オープン日は工期を逆算し、業者選びは慎重に行う
スケルトン物件では、内装業者との打ち合わせ・現地調査・設計・施工・検査まで、想定より工期が延びるケースがあります。オープン日から逆算して余裕を持った工期スケジュールを設定することが大切です。
また、複数の内装業者に相見積もりを取ることで、適正価格の把握と業者の対応力の確認ができます。実績・提案力・コミュニケーション能力を総合的に判断して業者を選ぶことが、工期内での完成に直結します。
最低でも3社から見積もりを取得し、金額だけでなく提案内容も比較するようにしましょう。
スケルトン物件に関するよくある質問

ここでは、スケルトン物件に関するよくある質問を紹介します。
Q
スケルトン物件は飲食店開業に向いていますか?
A
飲食店の開業には向いている面がありますが、費用面では特に注意が必要です。
飲食店では給排気ダクト・グリーストラップ(油脂分離槽)・厨房用の給排水設備など、業種特有の設備工事が必要になります。
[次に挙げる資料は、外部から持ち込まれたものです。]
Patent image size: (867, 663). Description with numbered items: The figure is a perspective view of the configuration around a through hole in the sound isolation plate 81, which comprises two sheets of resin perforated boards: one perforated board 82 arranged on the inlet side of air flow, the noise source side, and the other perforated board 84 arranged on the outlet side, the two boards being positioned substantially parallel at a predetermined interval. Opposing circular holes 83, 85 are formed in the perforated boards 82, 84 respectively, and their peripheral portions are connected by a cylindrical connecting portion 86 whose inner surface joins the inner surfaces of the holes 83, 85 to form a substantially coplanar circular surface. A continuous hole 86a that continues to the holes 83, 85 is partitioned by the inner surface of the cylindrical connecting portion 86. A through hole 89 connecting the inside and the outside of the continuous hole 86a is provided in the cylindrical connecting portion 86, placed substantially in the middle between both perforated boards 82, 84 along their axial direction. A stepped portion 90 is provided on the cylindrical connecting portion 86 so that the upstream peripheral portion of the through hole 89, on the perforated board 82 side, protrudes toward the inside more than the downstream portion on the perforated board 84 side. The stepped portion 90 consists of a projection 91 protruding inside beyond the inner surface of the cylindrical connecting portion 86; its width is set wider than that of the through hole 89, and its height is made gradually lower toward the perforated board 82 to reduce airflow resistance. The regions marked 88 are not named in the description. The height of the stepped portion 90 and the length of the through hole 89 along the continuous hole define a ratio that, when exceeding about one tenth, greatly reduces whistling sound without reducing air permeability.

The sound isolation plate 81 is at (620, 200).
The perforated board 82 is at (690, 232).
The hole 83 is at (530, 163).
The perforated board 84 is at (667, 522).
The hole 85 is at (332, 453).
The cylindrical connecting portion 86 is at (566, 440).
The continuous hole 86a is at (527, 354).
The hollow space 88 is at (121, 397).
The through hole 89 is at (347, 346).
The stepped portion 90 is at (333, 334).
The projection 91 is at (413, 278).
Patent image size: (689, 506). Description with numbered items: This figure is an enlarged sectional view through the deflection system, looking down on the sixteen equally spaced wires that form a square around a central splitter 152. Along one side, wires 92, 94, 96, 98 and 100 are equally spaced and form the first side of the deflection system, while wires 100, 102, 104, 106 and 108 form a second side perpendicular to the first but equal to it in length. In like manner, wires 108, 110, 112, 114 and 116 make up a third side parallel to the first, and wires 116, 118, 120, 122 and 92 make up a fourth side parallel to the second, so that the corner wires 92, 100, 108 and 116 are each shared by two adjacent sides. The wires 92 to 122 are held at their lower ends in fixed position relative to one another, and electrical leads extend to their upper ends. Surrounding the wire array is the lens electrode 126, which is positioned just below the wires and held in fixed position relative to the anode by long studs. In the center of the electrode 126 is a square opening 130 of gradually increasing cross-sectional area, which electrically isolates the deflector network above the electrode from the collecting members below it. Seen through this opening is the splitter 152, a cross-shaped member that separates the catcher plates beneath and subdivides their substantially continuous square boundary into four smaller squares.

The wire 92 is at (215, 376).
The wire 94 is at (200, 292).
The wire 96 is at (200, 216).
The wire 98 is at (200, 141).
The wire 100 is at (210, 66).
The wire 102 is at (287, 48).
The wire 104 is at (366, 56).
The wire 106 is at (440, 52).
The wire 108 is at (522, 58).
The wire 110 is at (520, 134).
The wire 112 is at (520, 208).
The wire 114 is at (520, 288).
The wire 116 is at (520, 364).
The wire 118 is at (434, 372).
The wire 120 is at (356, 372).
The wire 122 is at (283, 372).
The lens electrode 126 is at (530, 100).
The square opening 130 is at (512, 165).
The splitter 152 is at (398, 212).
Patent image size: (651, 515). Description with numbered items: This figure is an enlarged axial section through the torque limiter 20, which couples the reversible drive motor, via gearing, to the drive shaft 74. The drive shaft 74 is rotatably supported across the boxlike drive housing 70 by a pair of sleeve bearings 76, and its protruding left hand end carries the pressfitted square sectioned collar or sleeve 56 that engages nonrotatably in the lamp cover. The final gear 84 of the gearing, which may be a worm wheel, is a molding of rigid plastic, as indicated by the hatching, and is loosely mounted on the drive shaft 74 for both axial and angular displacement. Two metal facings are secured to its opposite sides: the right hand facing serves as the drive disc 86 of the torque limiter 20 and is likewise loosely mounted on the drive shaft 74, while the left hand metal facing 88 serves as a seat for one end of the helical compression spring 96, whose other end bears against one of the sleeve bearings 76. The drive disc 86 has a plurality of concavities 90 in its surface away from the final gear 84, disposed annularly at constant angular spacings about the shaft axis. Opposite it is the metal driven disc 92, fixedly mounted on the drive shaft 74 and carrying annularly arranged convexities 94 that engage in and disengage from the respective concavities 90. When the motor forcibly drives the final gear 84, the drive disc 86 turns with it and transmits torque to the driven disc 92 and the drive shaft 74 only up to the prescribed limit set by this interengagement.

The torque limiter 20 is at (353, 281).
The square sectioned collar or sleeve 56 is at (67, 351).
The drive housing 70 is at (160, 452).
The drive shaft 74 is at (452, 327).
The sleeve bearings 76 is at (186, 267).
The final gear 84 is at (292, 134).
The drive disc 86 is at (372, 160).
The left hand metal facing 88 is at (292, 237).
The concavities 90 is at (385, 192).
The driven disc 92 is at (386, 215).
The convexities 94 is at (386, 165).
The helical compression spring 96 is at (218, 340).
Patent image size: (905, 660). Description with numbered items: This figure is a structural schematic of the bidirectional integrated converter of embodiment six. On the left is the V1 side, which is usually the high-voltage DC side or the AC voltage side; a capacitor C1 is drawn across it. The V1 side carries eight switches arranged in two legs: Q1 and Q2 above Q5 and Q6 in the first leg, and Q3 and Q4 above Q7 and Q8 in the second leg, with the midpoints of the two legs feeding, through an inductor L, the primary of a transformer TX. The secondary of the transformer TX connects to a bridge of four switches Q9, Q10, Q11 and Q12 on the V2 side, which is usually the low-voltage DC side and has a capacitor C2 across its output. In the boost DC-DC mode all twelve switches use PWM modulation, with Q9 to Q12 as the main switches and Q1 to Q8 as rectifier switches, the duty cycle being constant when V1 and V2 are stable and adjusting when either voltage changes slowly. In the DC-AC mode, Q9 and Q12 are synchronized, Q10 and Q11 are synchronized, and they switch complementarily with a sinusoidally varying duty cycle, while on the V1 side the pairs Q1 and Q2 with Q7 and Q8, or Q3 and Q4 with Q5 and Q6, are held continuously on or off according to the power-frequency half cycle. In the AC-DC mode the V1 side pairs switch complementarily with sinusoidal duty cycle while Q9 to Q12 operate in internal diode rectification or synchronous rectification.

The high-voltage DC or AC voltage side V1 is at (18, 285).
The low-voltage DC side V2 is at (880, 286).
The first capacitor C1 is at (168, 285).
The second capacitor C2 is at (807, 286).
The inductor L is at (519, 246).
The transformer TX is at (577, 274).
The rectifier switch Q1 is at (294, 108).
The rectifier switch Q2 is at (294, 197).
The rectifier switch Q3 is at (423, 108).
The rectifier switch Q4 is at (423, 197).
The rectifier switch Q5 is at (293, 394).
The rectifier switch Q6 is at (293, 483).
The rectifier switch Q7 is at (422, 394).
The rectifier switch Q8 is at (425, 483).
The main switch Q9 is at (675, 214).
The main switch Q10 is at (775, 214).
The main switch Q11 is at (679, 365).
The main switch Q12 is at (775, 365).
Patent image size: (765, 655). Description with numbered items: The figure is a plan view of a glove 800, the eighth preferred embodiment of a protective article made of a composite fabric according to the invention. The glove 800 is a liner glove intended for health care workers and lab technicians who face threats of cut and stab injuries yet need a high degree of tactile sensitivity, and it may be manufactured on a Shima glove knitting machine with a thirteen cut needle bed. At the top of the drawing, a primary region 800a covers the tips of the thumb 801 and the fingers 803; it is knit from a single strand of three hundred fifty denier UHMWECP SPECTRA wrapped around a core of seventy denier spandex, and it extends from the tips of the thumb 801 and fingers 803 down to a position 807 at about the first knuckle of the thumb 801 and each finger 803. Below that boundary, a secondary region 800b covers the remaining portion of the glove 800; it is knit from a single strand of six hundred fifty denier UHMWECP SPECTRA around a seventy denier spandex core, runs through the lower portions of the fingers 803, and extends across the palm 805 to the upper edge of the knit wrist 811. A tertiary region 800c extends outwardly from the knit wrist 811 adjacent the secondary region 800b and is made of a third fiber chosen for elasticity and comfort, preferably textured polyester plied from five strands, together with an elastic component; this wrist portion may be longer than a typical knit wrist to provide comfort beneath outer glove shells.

そのため、同じ坪数でも他業種と比べて内装工事費が高くなる傾向があります。
一方で、調理スタイルや客席レイアウトをゼロから設計できるスケルトン物件は、飲食店の世界観やコンセプトを徹底的に作り込みたい場合に大きなメリットがあります。
コストと自由度のバランスを十分に検討したうえで選択しましょう。
Q
スケルトン物件の内装工事費用は開業資金のどのくらいを占めますか?
A
一般的に、スケルトン物件での開業資金に占める内装工事費の割合は全体の40〜60%程度が目安とされています。たとえば開業資金全体が1,000万円の場合、内装工事費に400〜600万円程度を見込むケースが多いです。
ただし、業種・坪数・デザインのグレード・立地によって大きく変動します。内装工事費を抑えたい場合は、こだわりポイントの優先順位を明確にして業者と相談することが効果的です。中古設備の活用やシンプルな内装設計によってコストを削減できる場合もあります。
Q
中古マンションのスケルトン物件でも店舗として開業できますか?
A
中古マンションのスケルトン物件を店舗として利用する場合、いくつかの条件をクリアする必要があります。まず確認すべきは用途地域です。住居専用地域に指定されているエリアでは、原則として商業施設の開業ができません。
また、マンションの管理規約によって店舗利用が禁止されているケースもあるため、契約前にオーナーや管理組合への確認が必須です。用途変更の手続きが必要になる場合もあるため、建築士や不動産の専門家に相談したうえで進めることをおすすめします。
まとめ
スケルトン物件とは、内装・設備が一切ない骨組みだけの状態で貸し出される物件のことです。内装の自由度が高く、最新設備の導入やオリジナルブランドの演出がしやすい一方で、初期費用の高さと開業までの時間の長さがデメリットとして挙げられます。
店舗デザインにこだわりがあり、開業スケジュールと資金に十分な余裕がある方に向いている物件です。一方、早期開業やコスト重視の場合は居抜き物件も有力な選択肢となります。
物件選びの際は、立地条件の確認・資金の余裕を持った確保・工期を逆算したオープン日の設定という3つの注意点を押さえて、後悔のない開業準備を進めましょう。